Commonly known as Halo blight, Pseudomonas syringae pv. Phaseolicola infects bean crops. Leaves develop small, water-soaked spots outlined by a yellow halo. As the plants fight back, the tissue around the infection dies, preventing further spread of the blight. But this strategy often fails, and as the bacteria move from leaf to leaf, they usually grow more virulent. In some cases, a single contaminated bean seed has unleashed a severe epidemic.

To learn how Halo blight gets away with this, microbiologists Dawn Arnold and Andrew Pitman of the University of the West of England in Bristol, U.K., and colleagues simulated an outbreak. They exposed healthy looking leaves to the bugs, waited for the plant to begin fighting back, and then reharvested the bacteria for yet another cycle through a batch of healthy greenery. After five iterations, plants could no longer defend themselves against the bacteria and experienced massive tissue damage.

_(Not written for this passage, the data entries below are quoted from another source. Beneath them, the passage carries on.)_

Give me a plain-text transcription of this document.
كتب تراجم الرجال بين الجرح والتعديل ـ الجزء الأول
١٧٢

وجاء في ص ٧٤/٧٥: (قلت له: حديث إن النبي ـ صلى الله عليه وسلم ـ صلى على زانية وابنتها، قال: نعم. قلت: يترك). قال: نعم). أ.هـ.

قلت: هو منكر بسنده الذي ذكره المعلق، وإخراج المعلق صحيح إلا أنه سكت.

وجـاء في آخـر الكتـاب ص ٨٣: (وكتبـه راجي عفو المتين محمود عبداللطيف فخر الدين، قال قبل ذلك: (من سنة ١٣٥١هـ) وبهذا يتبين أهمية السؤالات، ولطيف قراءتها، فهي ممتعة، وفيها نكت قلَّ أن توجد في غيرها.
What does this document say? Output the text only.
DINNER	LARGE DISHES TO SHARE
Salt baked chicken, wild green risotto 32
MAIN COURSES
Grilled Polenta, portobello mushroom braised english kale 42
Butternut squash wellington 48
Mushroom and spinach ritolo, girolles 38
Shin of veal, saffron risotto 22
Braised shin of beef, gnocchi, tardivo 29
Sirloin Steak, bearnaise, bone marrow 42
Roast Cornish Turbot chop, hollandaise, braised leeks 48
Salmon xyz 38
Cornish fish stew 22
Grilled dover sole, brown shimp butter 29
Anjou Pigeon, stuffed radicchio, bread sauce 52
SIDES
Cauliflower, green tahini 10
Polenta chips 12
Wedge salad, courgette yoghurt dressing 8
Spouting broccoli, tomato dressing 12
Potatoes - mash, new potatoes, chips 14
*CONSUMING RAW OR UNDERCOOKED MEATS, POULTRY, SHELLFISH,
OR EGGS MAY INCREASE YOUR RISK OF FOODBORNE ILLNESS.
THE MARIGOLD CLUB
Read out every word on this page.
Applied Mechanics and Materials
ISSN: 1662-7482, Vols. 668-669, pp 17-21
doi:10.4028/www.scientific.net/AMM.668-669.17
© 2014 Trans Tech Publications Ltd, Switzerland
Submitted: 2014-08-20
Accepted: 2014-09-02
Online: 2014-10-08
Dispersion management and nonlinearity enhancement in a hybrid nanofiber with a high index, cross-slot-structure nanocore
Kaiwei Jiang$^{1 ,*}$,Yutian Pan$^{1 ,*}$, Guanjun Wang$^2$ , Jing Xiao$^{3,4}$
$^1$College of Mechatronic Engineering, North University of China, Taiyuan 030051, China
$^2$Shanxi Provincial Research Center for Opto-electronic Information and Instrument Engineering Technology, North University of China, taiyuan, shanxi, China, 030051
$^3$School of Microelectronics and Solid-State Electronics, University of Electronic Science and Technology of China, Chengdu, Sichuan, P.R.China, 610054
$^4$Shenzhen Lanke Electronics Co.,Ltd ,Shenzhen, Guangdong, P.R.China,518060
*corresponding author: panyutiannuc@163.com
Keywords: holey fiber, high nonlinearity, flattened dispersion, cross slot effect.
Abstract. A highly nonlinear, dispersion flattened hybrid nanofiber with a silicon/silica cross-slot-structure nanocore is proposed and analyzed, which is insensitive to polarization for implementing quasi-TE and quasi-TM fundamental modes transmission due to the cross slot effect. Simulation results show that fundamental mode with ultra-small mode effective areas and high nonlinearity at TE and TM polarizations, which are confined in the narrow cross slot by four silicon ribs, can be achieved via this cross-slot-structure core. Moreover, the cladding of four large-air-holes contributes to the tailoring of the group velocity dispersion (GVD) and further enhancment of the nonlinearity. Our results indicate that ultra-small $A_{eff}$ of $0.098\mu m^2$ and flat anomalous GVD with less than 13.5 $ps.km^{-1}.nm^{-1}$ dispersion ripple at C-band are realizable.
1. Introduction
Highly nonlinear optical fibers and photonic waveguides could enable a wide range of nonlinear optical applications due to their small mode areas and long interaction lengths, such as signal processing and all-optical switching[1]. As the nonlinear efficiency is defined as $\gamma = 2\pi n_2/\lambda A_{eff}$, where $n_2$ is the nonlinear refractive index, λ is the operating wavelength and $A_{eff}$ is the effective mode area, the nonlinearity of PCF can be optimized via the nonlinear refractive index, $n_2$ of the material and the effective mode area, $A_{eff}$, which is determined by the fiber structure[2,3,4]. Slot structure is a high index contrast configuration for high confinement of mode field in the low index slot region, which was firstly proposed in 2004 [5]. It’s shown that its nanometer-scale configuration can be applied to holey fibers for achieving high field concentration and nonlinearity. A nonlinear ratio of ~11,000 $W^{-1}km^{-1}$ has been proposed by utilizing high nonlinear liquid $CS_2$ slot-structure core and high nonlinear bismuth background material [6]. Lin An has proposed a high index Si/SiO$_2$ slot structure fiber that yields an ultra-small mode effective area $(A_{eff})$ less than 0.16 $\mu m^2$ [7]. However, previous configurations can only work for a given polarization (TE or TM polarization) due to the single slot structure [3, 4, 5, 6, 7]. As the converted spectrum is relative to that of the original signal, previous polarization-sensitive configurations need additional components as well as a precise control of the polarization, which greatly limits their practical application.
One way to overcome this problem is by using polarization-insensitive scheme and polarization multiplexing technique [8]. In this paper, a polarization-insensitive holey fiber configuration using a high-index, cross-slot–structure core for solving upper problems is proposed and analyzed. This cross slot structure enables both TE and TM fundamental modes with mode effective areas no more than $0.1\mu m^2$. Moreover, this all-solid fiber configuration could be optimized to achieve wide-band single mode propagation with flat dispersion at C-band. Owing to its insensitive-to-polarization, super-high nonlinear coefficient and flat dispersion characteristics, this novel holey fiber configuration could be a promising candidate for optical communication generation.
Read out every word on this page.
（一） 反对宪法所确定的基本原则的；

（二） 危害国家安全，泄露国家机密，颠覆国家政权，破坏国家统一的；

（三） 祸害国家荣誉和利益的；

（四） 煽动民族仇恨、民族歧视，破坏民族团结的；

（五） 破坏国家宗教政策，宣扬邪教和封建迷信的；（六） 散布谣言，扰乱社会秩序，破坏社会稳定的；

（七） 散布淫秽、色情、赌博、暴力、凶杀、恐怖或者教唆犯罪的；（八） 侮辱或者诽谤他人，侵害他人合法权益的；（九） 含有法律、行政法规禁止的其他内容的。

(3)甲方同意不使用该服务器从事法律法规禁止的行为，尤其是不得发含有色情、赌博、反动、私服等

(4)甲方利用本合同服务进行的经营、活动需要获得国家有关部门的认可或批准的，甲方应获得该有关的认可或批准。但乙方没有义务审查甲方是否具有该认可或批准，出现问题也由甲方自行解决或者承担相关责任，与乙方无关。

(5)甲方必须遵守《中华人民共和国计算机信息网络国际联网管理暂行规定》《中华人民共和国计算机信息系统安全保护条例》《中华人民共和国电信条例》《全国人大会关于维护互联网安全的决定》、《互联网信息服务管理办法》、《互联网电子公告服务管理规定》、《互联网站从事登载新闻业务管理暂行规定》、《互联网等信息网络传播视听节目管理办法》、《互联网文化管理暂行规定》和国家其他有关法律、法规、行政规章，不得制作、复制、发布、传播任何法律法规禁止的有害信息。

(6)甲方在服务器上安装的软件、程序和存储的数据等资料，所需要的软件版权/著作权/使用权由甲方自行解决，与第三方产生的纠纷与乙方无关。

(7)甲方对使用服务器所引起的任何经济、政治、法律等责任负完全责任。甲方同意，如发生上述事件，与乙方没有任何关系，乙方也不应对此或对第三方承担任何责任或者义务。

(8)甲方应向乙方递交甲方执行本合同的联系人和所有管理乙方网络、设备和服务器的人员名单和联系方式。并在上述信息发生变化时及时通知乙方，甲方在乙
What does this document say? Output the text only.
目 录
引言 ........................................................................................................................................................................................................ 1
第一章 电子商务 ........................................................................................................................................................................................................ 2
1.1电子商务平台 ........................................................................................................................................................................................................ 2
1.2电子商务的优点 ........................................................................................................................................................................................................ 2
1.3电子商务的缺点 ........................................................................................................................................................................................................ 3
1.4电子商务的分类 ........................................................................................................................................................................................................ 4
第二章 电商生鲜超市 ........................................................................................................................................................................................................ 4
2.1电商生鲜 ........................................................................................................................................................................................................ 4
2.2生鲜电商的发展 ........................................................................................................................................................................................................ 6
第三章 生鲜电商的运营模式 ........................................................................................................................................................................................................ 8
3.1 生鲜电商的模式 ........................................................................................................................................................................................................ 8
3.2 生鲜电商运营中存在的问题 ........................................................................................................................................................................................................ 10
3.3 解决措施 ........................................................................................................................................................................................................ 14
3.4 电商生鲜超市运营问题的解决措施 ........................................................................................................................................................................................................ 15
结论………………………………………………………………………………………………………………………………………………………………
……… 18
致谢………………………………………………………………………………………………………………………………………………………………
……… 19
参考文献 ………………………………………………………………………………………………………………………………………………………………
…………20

Genetic analysis indicated that Halo blight was pulling a molecular disappearing act. Upon sensing the bean plant's response, the bacterium kicked out the portion of its genome responsible for making proteins that could be recognized by the plant. This DNA migrated to the cytoplasm, where it formed dormant circular strands. "This is the first example of this mechanism in plant pathogenic bacteria," says Arnold, although she notes that similar dirty tricks have been observed in bacteria that infect animals. Curiously, the bacteria appear to work just fine without their banished genes, so it's unclear why they haven't dropped them for good. The team reports its findings 20 December in Current Biology.

The findings demonstrate the varied ways plants and pathogens have coevolved, says Hei-Ti Hsu, a microbiologist at the U.S. Department of Agriculture's National Arboretum in Washington, D.C. And Jonathan Jones, a biologist at the Sainsbury Laboratory in Norwich, U.K., says Halo blight's unique strategy may allow it to increase its host range and attack plants of other species.